Folha de S. Paulo
Esse fascínio atemorizado pela morte decorre
de uma alergia à vida, por um mal-estar civilizatório insuperável
A maior preocupação da plutocracia que acaba
de chegar ao poder com Trump é hoje a imortalidade. Jeff Bezos,
da Amazon,
pesquisa o elixir da juventude, enquanto Sergey Brin e Larry Page, donos
da Google,
concentram-se numa startup ("Calico") cujo objetivo é "matar a
morte". Mas há colaterais de menor porte: movidos por achados
arqueológicos, cientistas vêm se declarando prontos para ressuscitar animais
extintos, do mamute
ao pássaro dodô.
O DNA das fezes e do vômito
de dinossauros é o caminho técnico.
O dodô existia até o século 17 nas ilhas Maurício, no Índico, desaparecendo 100 anos após a chegada dos humanos. Anacronismo vivo, semelhante a um pombo de um metro de altura, tinha asas, mas não voava, não tinha medo de humanos, nem sequer de marinheiros esfomeados. Foi caçado até o último exemplar, mas ficou como símbolo da indiferença suicida. Ressuscitar o extinto é só uma variável dos projetos de extinção da morte.
O documentário "Eternal you" mostra
a IA simulando conversas de vivos com mortos. Mas o passado projeta-se também
para iluminar aspectos obscuros de identidades culturais presentes. É que, em
matéria de evolução, não existe escala única como padrão hierárquico para os
diversos modos de existência. Técnicas e objetos sempre foram vetores de
energia em culturas tradicionais, como entre os europeus, com o diferencial do
grau de desenvolvimento das forças produtivas. O que era sagrado e festivo perdeu
a vez para o mercantilismo.
É preciso, assim, distinguir formas
holísticas de vida nas sociedades tradicionais das formas mortas que rondam a
atualidade. Hoje se assiste a uma mutação radical na espécie humana, em que são
convergentes criação orgânica e criação artificial: tecnologia não é mais um
outro do humano, é também o seu constituinte. São metamorfoses que ainda não se
medem cientificamente, mas podem ser sentidas no cotidiano.

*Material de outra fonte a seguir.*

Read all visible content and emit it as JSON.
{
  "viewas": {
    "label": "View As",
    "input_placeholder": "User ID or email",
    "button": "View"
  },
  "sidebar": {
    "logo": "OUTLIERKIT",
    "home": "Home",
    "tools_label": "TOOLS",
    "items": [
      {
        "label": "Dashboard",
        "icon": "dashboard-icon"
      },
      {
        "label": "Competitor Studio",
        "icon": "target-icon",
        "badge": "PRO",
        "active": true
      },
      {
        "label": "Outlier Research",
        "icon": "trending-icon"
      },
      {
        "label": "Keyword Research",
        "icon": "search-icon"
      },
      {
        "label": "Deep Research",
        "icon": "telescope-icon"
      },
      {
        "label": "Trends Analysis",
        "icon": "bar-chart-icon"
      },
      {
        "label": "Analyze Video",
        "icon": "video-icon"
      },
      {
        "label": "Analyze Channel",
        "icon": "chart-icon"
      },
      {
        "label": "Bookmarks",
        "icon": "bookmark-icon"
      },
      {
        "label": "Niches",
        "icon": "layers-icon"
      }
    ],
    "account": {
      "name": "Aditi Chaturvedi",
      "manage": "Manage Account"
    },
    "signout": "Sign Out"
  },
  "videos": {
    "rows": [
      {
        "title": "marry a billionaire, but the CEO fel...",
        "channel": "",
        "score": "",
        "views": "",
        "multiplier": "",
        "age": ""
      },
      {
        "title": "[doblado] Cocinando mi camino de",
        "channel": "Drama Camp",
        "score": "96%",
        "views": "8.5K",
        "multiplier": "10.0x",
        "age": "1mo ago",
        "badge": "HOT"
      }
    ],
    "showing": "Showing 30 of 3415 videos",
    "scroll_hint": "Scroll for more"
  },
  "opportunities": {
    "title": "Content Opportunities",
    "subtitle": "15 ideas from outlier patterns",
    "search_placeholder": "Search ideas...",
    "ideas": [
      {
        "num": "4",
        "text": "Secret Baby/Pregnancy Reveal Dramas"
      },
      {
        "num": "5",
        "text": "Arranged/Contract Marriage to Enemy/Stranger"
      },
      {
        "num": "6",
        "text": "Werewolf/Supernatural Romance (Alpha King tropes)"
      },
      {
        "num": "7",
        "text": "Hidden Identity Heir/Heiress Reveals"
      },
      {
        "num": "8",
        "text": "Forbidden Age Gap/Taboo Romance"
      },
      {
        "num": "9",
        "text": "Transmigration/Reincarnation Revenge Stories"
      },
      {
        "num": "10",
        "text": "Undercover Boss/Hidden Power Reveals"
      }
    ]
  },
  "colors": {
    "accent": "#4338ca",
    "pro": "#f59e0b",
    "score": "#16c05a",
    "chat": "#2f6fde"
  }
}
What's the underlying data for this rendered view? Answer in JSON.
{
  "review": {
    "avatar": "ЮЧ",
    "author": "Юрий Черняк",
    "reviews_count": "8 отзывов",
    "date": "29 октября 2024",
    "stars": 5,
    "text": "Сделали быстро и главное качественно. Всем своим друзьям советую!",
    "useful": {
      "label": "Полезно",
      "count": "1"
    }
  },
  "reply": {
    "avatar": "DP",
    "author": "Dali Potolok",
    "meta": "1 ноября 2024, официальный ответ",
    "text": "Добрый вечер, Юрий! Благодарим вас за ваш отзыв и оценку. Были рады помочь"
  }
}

Ou assustadoras sob formas caóticas. Uma
delas é a obsessão com identidades mortas, tematizadas no imaginário como
mortos-vivos, infecciosos e mortíferos. Fantasias do medo radical, que é o medo
da morte. E a solução fantasiosa para a ameaça é sempre o emprego de armas,
cada vez mais criativas e poderosas. Coisa natural para os americanos, cuja
cidadania está ancorada no passado miliciano da independência e da guerra
civil. Arma virou agora fonte de identidade. No Natal, pais deram pistolas
verdadeiras de presente a crianças de seis anos.
Esse fascínio atemorizado pela morte decorre
de uma alergia à vida, por um mal-estar civilizatório insuperável, já que a
prosperidade predatória é outra face da morte do planeta. A Constituição
americana consagra o direito individual de busca da felicidade, mas o país é
sem alegria real, pois alegria ensina que felicidade é comunhão de vida.
Importam apenas negócios e, agora, esperança de futuro em Marte com o homem
imortal, o cyborg, pesquisado por Musk. Vale perguntar o que nós mortais temos
a ver com isso. Nada, responderia o bom senso. Mas a ultradireita sempre
encontrará nas redes o vômito de algum dinossauro político para o DNA da
mistificação. Por isso é bom ter em mente que, no regime "imperial
libertário" tramado pelos plutocratas, democracia é o pássaro dodô da vez.